La sinistra finalmente ammette, ma in modo parziale e tardivo

L’opposizione italiana, che per anni ha minimizzato il fenomeno della criminalità legata all’immigrazione, ha finalmente iniziato a riconoscere, seppur in modo parziale e tardivo, che qualcosa sta andando terribilmente storto. Una presa d’atto che, però, non è mai accompagnata da un sincero mea culpa. Anzi, la sinistra continua a cercare di non “dare ragione” alla destra, evitando di riconoscere pienamente il disastro sociale causato dal permissivismo e da politiche di accoglienza indiscriminata.

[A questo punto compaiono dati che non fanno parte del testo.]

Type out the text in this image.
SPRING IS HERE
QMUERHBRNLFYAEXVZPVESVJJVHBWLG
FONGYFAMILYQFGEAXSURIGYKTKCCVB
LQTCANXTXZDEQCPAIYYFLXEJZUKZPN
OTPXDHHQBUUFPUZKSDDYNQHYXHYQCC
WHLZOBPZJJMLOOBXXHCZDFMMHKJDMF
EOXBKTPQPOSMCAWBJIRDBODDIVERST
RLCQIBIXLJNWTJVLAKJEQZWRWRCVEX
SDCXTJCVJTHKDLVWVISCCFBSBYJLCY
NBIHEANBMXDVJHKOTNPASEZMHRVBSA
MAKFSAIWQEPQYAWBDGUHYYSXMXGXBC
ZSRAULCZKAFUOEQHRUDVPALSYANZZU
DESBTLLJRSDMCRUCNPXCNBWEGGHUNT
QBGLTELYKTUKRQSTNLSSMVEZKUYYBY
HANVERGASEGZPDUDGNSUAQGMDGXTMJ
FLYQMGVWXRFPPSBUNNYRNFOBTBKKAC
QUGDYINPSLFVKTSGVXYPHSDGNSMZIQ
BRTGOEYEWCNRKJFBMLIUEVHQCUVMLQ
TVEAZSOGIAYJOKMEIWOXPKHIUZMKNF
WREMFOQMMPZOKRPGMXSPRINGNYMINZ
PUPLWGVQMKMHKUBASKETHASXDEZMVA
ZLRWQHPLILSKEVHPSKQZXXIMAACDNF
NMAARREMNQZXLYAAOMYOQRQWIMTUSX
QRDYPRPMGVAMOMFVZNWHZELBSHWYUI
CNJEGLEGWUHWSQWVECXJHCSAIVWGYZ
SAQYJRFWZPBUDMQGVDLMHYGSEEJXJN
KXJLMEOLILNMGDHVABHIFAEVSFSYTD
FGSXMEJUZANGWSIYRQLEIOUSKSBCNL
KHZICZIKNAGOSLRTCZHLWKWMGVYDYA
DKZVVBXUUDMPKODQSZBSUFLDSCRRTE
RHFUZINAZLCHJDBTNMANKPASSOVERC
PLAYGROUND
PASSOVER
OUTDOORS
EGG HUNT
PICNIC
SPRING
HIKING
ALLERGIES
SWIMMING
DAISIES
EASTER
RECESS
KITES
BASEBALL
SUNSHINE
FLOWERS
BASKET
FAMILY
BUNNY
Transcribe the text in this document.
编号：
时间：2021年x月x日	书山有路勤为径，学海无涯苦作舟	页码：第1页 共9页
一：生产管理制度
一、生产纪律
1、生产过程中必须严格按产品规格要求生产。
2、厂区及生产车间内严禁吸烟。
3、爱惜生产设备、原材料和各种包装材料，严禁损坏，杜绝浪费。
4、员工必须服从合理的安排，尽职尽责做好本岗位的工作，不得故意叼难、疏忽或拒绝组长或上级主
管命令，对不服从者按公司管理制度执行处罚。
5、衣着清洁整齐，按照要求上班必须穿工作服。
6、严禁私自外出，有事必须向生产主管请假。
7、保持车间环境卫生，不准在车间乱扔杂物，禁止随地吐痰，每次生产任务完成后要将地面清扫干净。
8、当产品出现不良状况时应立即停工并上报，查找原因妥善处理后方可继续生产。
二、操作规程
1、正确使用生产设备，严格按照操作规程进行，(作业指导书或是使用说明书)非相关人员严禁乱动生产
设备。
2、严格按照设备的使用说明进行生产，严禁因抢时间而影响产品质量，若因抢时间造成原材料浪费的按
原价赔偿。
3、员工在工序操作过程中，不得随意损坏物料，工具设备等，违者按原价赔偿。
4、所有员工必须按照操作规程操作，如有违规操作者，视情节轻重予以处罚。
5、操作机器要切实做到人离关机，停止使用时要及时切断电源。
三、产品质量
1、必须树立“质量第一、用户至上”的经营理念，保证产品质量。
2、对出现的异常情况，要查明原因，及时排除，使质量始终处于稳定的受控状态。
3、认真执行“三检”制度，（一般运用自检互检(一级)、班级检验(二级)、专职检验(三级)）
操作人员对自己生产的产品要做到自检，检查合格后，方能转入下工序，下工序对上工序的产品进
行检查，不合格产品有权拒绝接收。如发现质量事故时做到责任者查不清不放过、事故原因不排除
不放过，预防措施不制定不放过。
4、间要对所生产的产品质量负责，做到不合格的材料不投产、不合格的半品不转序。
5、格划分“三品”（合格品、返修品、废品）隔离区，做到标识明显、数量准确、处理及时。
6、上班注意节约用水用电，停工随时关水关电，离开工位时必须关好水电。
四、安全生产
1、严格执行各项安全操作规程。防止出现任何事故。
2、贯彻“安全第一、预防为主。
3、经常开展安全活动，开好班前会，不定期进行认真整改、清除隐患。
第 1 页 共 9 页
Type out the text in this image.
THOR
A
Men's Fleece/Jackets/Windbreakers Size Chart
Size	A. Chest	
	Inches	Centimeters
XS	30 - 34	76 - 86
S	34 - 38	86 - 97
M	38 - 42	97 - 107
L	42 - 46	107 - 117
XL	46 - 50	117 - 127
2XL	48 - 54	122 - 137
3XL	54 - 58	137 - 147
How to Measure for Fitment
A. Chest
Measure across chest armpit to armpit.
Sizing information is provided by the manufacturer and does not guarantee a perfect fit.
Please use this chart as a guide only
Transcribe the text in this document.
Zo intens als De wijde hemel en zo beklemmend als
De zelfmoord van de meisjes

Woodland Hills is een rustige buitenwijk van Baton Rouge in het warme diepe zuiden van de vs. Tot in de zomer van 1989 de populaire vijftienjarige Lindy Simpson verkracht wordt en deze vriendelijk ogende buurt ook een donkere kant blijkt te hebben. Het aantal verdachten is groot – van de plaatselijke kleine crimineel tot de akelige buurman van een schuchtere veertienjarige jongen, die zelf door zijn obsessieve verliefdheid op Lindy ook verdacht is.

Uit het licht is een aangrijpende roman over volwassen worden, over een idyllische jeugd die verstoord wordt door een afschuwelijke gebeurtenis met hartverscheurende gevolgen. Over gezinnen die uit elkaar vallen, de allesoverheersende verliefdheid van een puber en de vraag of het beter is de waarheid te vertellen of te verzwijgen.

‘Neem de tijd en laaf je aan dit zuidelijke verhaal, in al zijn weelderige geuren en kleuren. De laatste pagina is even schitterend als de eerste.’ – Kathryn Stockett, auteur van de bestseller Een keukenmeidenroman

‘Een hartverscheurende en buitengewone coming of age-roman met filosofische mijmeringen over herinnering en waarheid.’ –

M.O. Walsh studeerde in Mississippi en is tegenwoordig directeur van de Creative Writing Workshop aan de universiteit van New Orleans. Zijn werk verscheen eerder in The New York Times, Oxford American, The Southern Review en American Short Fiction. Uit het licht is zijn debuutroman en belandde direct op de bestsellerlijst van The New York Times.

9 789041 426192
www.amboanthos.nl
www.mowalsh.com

Un esempio emblematico è l’onorevole Davide Faraone, ospite ieri di Del Debbio su Rete 4, che ha criticato il governo per non riuscire a fermare la criminalità. Ma Faraone è lo stesso politico che, anni fa, correva con altri esponenti della sinistra a salire sulle navi delle ONG per accogliere i clandestini, attaccando il governo con la retorica dell’”accoglienza a tutti i costi”. La sinistra, in quegli anni, si lanciava in vere e proprie gare di solidarietà apparente, sfidandosi a chi fosse il primo a imbarcarsi sulle navi per farsi fotografare come “salvatore”. Il problema? Che questa mentalità non ha mai risolto nulla, ma ha solo incentivato il traffico di esseri umani e generato un modello di illegalità diffusa.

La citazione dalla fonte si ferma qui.